One of the developer tools that GrapeCity localized for Japanese programmers was ActiveReports from Data Dynamics. In addition to localizing the user interface and documentation, GrapeCity performed quality testing for Japanese usage of the product and requested new features. After a long association with the company, in October, 2008, GrapeCity announced their acquisition of Data Dynamics, in Columbus, Ohio.

Another of the developer tools that GrapeCity localized was Spread from FarPoint Technologies. In a similar move, after long association with the company, they announced their acquisition of FarPoint Technologies in Morrisville, North Carolina, September, 2009.

In 2012, GrapeCity also completed the acquisition of ComponentOne in Pittsburgh, Pennsylvania, which includes the developer tools ComponentOne Studio, a .NET tookit for Visual Studio; Wijmo, a set of controls for JavaScript and HTML5, including AngularJS and KnockoutJS; and Xuni, a native mobile control collection for Xamarin.Forms, iOS, WindowsPhone, and Android.

==Divisions==

===LeySer School Management System===

The LeySer school management system division of GrapeCity is responsible for all software and services around managing private educational institutions in Japan. Key modules of the system include accounting, payroll, tuition management and asset management. The software started out in 1980 as a set of accounting tools and over the years has evolved from the earliest MS-DOS version to Microsoft Windows, and today it is a set of software based on the .NET Framework platform.

===Developer Tools===

The Developer Tools division is one of the primary business units of the company bringing in roughly 30% of the company revenues. In addition to developing and marketing its own products, in Japan GrapeCity’s Developer Tools division localizes, sells, and supports products made by other software vendors.

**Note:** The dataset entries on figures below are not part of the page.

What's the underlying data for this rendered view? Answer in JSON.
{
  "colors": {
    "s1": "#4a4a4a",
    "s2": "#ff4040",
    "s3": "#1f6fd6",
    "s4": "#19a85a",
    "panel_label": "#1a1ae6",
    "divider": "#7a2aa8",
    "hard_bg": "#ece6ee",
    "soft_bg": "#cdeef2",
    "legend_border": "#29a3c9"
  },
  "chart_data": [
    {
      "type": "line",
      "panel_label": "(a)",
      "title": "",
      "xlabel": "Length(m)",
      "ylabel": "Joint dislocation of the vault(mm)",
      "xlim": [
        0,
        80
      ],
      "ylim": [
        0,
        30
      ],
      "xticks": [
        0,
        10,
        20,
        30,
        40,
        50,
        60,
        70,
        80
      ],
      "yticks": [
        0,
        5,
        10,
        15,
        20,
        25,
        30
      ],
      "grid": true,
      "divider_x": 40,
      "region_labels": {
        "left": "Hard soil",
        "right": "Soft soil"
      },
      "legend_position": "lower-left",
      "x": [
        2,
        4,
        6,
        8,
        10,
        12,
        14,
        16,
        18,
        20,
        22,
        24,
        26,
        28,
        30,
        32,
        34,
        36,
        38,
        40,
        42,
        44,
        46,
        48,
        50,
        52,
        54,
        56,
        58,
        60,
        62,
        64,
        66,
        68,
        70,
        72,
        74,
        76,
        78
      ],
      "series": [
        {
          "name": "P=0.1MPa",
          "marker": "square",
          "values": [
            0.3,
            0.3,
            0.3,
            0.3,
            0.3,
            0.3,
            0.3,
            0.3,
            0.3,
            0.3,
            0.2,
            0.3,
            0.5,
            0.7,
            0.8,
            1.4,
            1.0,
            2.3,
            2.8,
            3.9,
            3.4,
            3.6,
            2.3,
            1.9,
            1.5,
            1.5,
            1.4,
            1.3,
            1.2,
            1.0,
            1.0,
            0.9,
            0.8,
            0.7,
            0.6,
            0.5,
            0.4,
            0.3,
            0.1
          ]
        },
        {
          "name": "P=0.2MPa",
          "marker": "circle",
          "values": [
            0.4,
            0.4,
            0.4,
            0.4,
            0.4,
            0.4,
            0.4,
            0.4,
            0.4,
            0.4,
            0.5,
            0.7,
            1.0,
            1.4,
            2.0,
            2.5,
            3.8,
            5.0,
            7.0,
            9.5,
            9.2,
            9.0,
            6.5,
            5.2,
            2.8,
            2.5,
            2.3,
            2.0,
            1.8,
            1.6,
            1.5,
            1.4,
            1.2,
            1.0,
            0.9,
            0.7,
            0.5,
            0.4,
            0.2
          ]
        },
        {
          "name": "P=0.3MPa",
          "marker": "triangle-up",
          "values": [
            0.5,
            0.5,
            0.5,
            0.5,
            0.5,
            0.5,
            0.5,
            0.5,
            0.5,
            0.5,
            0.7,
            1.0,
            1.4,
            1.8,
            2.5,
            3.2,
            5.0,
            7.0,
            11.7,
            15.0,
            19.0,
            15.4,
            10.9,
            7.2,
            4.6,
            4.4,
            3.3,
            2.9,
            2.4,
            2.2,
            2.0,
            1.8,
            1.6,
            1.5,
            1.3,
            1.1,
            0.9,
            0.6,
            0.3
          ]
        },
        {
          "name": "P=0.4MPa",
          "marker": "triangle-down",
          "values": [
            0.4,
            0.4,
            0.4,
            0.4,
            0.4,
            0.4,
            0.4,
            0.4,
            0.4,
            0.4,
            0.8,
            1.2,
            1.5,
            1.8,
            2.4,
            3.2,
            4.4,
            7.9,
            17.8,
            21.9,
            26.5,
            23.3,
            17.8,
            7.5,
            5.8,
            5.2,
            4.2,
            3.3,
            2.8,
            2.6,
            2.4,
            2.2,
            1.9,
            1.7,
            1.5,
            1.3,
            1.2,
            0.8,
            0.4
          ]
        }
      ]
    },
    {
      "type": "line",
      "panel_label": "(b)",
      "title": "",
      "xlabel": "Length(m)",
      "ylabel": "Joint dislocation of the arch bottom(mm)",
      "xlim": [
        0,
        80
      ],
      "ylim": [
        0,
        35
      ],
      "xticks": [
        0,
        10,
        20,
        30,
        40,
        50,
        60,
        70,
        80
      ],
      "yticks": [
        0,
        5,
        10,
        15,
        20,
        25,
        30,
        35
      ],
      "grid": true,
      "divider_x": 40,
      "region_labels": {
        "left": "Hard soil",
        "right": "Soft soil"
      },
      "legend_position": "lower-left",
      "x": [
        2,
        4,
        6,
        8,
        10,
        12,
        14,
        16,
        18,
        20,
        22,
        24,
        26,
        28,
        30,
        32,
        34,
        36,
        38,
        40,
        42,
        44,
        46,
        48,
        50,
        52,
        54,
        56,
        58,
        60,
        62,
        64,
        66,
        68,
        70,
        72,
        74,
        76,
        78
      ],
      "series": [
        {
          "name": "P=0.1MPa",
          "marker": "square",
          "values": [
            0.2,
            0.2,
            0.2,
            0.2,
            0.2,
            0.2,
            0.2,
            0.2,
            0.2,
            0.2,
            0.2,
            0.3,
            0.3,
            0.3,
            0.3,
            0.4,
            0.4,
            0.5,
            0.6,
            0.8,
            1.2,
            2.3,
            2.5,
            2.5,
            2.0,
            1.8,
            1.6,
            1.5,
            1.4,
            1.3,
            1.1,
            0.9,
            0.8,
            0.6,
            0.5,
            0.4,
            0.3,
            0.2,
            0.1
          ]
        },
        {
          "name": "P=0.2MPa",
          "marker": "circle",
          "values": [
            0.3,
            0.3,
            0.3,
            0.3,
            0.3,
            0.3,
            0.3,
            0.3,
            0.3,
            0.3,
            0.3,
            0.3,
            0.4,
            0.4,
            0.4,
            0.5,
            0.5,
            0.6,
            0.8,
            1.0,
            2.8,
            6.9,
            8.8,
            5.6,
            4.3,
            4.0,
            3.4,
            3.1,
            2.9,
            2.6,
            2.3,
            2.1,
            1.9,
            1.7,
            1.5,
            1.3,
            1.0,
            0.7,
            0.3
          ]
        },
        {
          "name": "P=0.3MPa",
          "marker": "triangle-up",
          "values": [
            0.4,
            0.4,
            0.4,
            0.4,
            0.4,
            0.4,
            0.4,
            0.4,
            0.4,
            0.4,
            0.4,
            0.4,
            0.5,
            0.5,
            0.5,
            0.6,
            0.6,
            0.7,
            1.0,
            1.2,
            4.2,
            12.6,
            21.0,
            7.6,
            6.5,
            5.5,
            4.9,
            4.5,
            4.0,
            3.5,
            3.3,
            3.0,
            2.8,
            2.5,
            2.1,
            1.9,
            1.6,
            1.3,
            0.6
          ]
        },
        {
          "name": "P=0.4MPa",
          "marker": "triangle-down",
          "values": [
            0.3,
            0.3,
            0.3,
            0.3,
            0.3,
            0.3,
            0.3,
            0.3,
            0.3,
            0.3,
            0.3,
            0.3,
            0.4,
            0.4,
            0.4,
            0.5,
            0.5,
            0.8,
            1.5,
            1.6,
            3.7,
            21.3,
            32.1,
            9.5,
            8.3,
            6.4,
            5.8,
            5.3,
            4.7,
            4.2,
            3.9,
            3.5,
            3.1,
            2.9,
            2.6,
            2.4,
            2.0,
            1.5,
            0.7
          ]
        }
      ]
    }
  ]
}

In the US and the rest of the world market, since acquiring Data Dynamics and FarPoint, GrapeCity has consolidated its line of developer tools around ComponentOne, FarPoint Spread, ActiveReports, and Data Dynamics Analysis. These products provide user interface, spreadsheet, reporting, and analysis functionality to software developers using the Microsoft platform and developer tools.

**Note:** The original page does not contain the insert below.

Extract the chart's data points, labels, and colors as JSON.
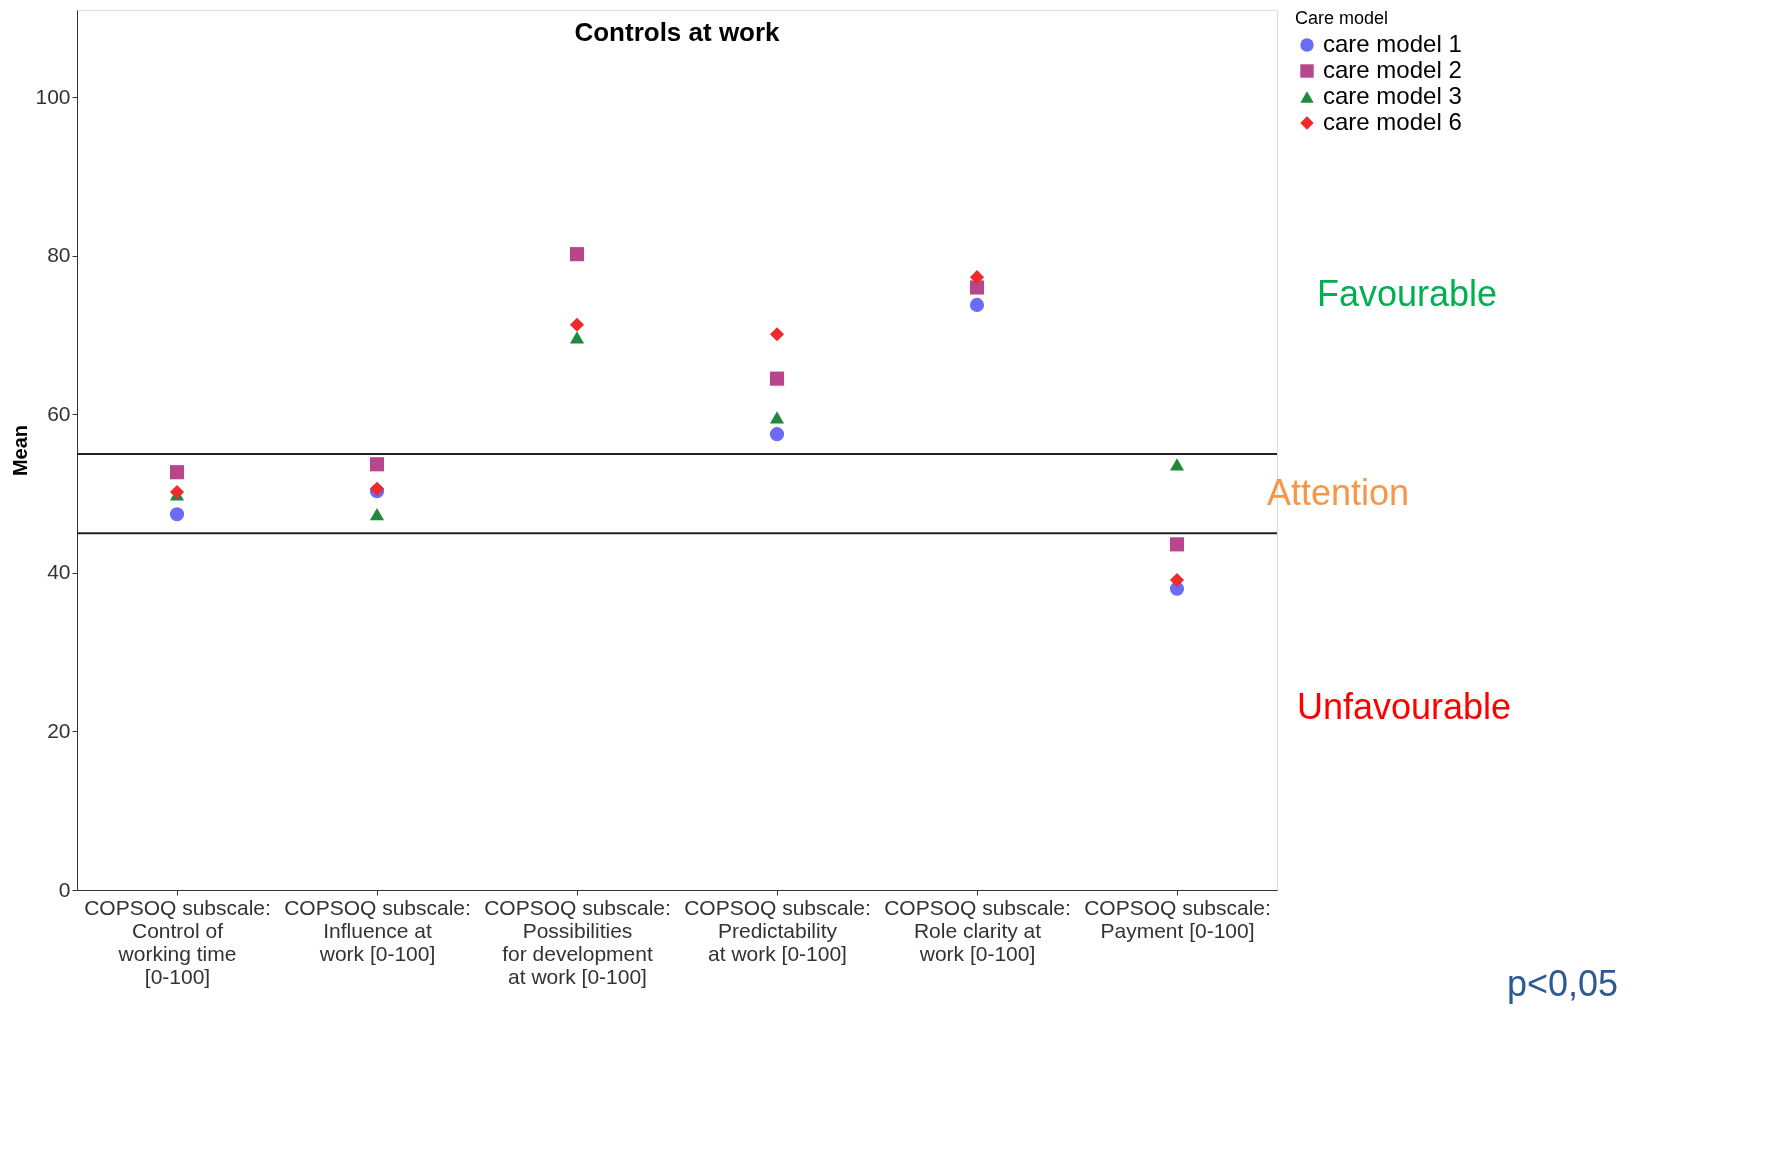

===GrapeCity Global Services===

The GrapeCity Global Services (GGS) division provides custom software development, outsourced product development, and software implementation consulting services to mid-sized through enterprise-level customers.

Services include ERP (enterprise resource planning), Microsoft SharePoint, business intelligence, eCommerce, trading systems, information portals, inventory systems, supply chain systems, banking systems, (customer relationship management), financial and accounting packages, and workflow management. The GGS division also provides software services and add-on products for CDC Pivotal CRM and Microsoft Dynamics CRM.

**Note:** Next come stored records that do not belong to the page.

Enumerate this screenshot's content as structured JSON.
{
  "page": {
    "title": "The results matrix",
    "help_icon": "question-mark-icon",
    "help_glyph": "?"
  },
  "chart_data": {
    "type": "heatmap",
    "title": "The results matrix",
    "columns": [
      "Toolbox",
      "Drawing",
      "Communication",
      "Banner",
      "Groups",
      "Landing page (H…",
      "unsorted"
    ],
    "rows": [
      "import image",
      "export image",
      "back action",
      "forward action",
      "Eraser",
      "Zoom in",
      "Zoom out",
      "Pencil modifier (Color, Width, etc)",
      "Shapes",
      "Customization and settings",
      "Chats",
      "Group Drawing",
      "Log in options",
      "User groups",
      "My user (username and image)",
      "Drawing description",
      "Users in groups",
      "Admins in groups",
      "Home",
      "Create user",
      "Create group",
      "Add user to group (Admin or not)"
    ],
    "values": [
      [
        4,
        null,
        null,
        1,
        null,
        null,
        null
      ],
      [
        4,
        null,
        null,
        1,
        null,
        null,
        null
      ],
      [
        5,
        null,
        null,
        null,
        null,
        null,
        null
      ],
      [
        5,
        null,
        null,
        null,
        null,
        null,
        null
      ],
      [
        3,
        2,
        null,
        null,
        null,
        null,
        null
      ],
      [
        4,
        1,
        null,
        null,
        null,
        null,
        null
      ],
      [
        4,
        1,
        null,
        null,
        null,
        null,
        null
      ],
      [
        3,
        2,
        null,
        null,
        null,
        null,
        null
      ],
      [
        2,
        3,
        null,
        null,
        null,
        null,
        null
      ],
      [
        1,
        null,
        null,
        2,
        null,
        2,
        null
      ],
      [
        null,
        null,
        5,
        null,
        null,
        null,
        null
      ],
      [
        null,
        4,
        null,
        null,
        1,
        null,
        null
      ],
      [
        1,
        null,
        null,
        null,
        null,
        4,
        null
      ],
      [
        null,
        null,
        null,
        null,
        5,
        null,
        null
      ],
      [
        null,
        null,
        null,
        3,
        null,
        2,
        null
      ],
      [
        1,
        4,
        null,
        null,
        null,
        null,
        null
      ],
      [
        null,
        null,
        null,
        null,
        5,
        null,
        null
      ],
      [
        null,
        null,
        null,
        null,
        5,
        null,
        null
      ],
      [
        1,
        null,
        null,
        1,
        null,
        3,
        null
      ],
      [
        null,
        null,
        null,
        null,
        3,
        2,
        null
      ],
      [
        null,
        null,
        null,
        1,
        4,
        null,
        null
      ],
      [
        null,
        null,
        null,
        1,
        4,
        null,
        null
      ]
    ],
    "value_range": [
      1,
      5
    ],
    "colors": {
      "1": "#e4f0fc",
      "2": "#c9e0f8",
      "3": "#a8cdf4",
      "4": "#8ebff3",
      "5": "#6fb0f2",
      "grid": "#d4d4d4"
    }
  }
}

The GGS division consists of two geographical business units, one in the United States and the other in China.

===WINEstudios Digital Media Production and Design===
The WINEstudios production and design company established by GrapeCity creates features, programs, commercials, music videos, and special presentations. They design computer graphics using CGI applications including Softimage XSI, Autodesk Maya, After Effects, Combustion, and Boujou. WINEstudios also designs corporate logos, brochures, and marketing tools.

The facility has a sound stage, a motion capture studio, a chromakey studio, an editing suite, and an audio suite.

===GrapeSEED===
GrapeSEED has its roots in the Miyagi MeySen Academy, a private preschool education organization in Sendai, Miyagi Prefecture, Japan. MeySen is a preschool English education system.

===ActiveReports Server===
GrapeCity announced the launch of ActiveReports Server on September 13, 2011. ActiveReports Server is a Web-based self-service reporting solution for business users, enabling them to design and deliver ad hoc reports from within their Web browsers. ActiveReports Server also includes a secure, scalable storage with report scheduling and distribution capabilities and a Web-based management interface for IT administrators. Software developers can use the ActiveReports Server SDK to embed the ad hoc report designer and other features into their own applications.